Rewind - Colonel James Fitzmaurice

By Sean Heffernan

This week we are revisiting a notable landmark that has previously featured in this column, as it was the backdrop to a world-famous event that happened 82 years ago.

So we are walking out of Moyle Park house onto Convent Road, turning right up Tower Road and onto Ninth Lock Road where we will board the 68 bus at stop 6011 ‘Thornfield Square’, outside the Post Office.

We will stay on the bus for 14 stops where we then alight at stop 7483 named after today’s location – Baldonnell Aerodrome.

For it was here, from this airfield, that Colonel James Fitzmaurice of the Irish Army alongside two Germans Herman Kohl and Ehrenfried Günther Freiherr von Hünefeld took off on their historic flight to North America.
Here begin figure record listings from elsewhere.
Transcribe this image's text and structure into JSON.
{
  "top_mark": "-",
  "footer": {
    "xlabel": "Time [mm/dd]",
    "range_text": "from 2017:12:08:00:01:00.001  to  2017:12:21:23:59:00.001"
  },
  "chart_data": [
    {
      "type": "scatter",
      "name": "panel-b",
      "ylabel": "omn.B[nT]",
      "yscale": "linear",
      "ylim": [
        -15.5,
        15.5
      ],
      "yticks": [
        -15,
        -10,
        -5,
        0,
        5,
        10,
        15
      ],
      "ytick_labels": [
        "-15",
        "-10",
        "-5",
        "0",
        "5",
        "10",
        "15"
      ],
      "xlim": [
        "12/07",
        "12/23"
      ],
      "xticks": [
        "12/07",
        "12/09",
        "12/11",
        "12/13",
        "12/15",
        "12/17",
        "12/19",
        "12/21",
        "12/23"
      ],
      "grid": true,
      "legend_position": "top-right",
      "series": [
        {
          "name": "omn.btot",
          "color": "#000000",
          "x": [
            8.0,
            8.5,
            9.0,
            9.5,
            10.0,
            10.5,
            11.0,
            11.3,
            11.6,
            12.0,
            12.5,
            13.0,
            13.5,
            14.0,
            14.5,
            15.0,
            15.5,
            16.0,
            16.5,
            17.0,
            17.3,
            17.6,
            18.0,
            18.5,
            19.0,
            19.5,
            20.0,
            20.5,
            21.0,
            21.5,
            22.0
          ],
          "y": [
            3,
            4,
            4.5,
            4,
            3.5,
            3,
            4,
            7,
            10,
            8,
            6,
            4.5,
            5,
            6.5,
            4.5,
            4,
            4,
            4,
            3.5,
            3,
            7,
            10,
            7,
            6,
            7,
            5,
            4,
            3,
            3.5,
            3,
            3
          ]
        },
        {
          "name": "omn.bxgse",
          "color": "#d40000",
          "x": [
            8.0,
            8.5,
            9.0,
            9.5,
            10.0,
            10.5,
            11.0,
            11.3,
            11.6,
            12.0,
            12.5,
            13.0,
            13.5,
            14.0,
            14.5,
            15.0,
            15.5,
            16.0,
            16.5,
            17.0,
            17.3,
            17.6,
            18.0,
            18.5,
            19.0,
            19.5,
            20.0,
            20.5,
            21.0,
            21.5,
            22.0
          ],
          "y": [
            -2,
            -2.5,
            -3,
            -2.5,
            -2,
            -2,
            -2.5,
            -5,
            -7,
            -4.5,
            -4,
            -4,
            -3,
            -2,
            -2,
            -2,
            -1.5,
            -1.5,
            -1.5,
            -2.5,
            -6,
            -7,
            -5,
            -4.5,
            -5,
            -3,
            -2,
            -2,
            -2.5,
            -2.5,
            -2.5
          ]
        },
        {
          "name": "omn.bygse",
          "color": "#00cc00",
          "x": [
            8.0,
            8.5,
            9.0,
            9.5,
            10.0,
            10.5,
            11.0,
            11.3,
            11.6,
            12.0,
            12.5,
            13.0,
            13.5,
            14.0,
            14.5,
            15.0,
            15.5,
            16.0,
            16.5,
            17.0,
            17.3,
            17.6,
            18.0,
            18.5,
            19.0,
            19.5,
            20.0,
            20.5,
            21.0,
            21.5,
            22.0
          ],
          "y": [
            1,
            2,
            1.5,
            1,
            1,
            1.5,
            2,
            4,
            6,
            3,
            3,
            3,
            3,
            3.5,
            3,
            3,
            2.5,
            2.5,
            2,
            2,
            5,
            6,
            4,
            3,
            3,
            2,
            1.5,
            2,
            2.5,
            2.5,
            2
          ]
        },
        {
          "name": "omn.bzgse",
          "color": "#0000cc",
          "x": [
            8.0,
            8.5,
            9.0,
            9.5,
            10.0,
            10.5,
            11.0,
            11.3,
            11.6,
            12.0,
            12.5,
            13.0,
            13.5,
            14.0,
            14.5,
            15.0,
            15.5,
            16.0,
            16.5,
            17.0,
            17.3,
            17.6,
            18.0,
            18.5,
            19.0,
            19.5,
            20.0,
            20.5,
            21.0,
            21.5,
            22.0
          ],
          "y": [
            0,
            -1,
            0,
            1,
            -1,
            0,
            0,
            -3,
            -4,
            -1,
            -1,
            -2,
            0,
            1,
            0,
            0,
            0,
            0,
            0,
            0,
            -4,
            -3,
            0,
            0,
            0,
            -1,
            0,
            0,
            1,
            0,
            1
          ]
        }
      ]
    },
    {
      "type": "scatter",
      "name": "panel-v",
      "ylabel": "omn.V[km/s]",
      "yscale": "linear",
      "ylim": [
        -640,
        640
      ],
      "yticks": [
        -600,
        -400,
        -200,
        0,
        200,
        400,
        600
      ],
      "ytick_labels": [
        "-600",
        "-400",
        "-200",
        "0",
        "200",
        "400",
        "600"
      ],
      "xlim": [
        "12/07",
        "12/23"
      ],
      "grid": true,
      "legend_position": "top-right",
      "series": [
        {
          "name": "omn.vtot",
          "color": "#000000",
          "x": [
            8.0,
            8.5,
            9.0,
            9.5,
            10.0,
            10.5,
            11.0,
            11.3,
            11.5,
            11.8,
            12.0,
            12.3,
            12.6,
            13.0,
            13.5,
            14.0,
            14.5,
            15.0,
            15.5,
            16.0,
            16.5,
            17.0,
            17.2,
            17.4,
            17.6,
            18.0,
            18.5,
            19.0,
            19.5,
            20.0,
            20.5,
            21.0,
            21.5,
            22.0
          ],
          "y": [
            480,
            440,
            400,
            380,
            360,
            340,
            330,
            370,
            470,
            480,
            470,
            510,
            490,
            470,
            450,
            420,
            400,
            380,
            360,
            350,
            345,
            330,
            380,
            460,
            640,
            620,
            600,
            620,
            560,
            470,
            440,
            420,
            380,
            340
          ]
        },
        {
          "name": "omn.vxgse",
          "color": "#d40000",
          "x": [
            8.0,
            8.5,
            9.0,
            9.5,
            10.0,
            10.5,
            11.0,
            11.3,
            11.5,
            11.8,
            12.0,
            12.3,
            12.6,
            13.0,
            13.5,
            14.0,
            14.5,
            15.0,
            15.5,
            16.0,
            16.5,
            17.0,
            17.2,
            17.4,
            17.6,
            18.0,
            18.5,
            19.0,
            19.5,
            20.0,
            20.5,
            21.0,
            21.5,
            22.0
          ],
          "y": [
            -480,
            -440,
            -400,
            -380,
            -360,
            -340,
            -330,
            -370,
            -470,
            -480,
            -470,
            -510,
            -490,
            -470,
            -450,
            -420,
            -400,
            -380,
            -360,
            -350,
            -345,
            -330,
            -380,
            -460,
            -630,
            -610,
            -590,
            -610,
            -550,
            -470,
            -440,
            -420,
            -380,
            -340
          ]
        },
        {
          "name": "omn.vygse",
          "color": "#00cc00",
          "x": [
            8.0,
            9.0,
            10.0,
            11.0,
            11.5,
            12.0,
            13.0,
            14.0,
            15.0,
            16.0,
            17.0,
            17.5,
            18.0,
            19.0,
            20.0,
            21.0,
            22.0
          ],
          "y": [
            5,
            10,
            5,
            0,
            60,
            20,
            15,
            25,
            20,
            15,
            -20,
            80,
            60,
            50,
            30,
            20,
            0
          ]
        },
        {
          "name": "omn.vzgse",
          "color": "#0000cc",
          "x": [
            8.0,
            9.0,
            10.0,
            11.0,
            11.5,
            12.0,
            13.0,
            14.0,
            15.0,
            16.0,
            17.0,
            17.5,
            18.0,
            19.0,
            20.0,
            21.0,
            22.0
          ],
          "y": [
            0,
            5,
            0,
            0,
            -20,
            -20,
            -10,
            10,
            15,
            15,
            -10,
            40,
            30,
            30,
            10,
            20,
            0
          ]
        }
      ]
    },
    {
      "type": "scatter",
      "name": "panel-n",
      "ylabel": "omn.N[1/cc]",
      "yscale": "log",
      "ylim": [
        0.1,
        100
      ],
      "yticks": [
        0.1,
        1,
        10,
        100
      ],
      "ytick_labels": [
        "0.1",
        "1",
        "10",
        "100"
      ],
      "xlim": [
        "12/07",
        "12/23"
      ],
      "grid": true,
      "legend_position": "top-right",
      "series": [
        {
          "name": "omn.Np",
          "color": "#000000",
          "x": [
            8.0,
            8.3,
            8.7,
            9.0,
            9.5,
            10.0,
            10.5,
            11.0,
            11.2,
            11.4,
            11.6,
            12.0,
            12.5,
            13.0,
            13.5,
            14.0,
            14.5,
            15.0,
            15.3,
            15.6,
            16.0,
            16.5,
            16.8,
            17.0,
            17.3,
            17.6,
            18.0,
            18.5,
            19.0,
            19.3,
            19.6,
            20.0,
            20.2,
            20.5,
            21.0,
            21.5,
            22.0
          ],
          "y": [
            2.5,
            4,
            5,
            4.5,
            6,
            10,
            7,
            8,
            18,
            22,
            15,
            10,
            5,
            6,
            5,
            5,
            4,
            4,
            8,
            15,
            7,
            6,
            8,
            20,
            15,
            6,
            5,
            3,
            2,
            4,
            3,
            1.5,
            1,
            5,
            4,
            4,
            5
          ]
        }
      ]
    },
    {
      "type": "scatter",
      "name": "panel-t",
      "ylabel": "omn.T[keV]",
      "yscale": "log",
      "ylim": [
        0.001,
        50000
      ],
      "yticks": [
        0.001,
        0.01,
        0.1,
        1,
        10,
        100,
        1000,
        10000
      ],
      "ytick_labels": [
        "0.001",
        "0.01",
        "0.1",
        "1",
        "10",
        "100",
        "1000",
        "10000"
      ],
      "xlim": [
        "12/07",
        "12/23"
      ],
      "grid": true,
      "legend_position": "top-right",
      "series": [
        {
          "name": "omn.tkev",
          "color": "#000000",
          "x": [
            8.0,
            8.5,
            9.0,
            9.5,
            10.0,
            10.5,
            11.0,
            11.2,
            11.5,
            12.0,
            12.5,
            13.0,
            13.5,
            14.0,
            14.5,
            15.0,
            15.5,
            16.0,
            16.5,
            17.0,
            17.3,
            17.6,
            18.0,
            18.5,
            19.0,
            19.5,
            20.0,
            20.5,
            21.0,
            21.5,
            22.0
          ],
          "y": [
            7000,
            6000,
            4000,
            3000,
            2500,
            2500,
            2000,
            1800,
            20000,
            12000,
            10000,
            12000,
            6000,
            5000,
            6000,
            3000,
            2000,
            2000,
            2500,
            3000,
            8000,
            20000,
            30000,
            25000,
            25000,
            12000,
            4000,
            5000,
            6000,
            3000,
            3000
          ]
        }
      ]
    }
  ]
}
While Alcock and Brown had managed to fly from North America to Europe a few years before, difficult winds, in particular, had seen off numerous Europe-North America challenges.

So as they strapped into their cockpit seats, they would have been aware that the expectations of the world were on their shoulders, as they attempted to do something that had never been achieved before.

Fitzmaurice had been part of another, albeit failed, attempt when he and Captain Robert McIntosh were forced to abandon their efforts not long after they had flown over the last remnants of Erin’s Isle somewhere in Galway, due to extremely bad weather.

Baldonnell Aerodrome was first used by the Royal Air Force in 1917, and it then formed part of the RAF’s ‘Ireland Command’.

It was renamed in 1965 after Roger Casement, the former British diplomat who was executed for his part in helping to bring about the 1916 Rising, and it retains that name to this day.

In 1922 the aerodrome came under the command of the Free State Army, and it became the headquarters of the newly established Air Service.

At that time there were 14 pilots based at Casement, and they flew 13 aircraft from the facility.

Today approximately 750 personnel form part of the Irish Aer Corps, and they operate 17  Aeroplanes, and 10 Helicopters, of various sizes and makes.

The aircraft chosen for this record breaking attempt was the ‘Junckers Bremen 33’ aircraft, which was built at their factory in Dessau 126km southwest of Berlin.

Fitzmaurice and his two companions flew proving flights over Dublin’s skyline to enable them to fully acquaint themselves with the Junckers plane.

So at around 4am on Tuesday April 12, 1928, 50 soldiers in the Free State Army helped to wheel the plane that had recently arrived from Germany, from Hanger 3 out onto the runway.

Not long after, with much cheering from the thousands who had descended on the outskirts of the facility to witness the event, the three men took off at around 5.30am, no doubt hoping and praying their next stop would indeed be on the other side of the Atlantic.

The flight was almost abandoned seconds after it began when a lone sheep wandered onto their flight path.

However they had thankfully built up enough speed to lift the plane over their obstacle and were now on their way into the record books.

Colonel James Fitzmaurice

Fitzmaurice was born in Dublin in 1898

The aircraft then flew for a long time as well as could be expected, but things were to change as their flight charts indicated they were not far from Newfoundland on Canada’s North-Eastern Coast.

A bad storm reduced visibility severely which forced them to climb to 6,000 feet to make certain that they were well clear of any mountain ranges.

As if that wasn’t bad enough, a brief respite in the weather brought a bit of a clearing and it was then to his horror that Fitzmaurice realised oil was leaking from one of the planes tanks onto the floor of their aircraft.

Thus a collective decision was taken to prepare the aircraft for landing at the first site of land and so the aircraft began a general descent and the speed was slowed to enable touch down.

When the aircraft did touch down on Greenely Island, 36 hours after it left Dublin, two Germans and an Irishman created history as they were the first ever pilots to successfully make a East-West journey across the Atlantic by plane.

The trio became a worldwide sensation and would be taken on a no expense spared ticker-tape ride through Manhattan in New York as many thousands lined the streets to catch a glimpse of these famous aviators.

Today there is a plaque on Broadway commemorating the event.

Afterwards they were toasted at a reception organised by US President Calvin Coolridge.

On his return to his homeland, the Colonel in the Irish Army was given the Freedom of Dublin City, a prestigious honour that has also been conferred on the likes of Mother Theresa and Nelson Mandela.

Sadly Fitzmaurice was to move to the United States later in life in disgust at the Irish authorities refusal to fund plans he had for rejuvenating the air services in the state.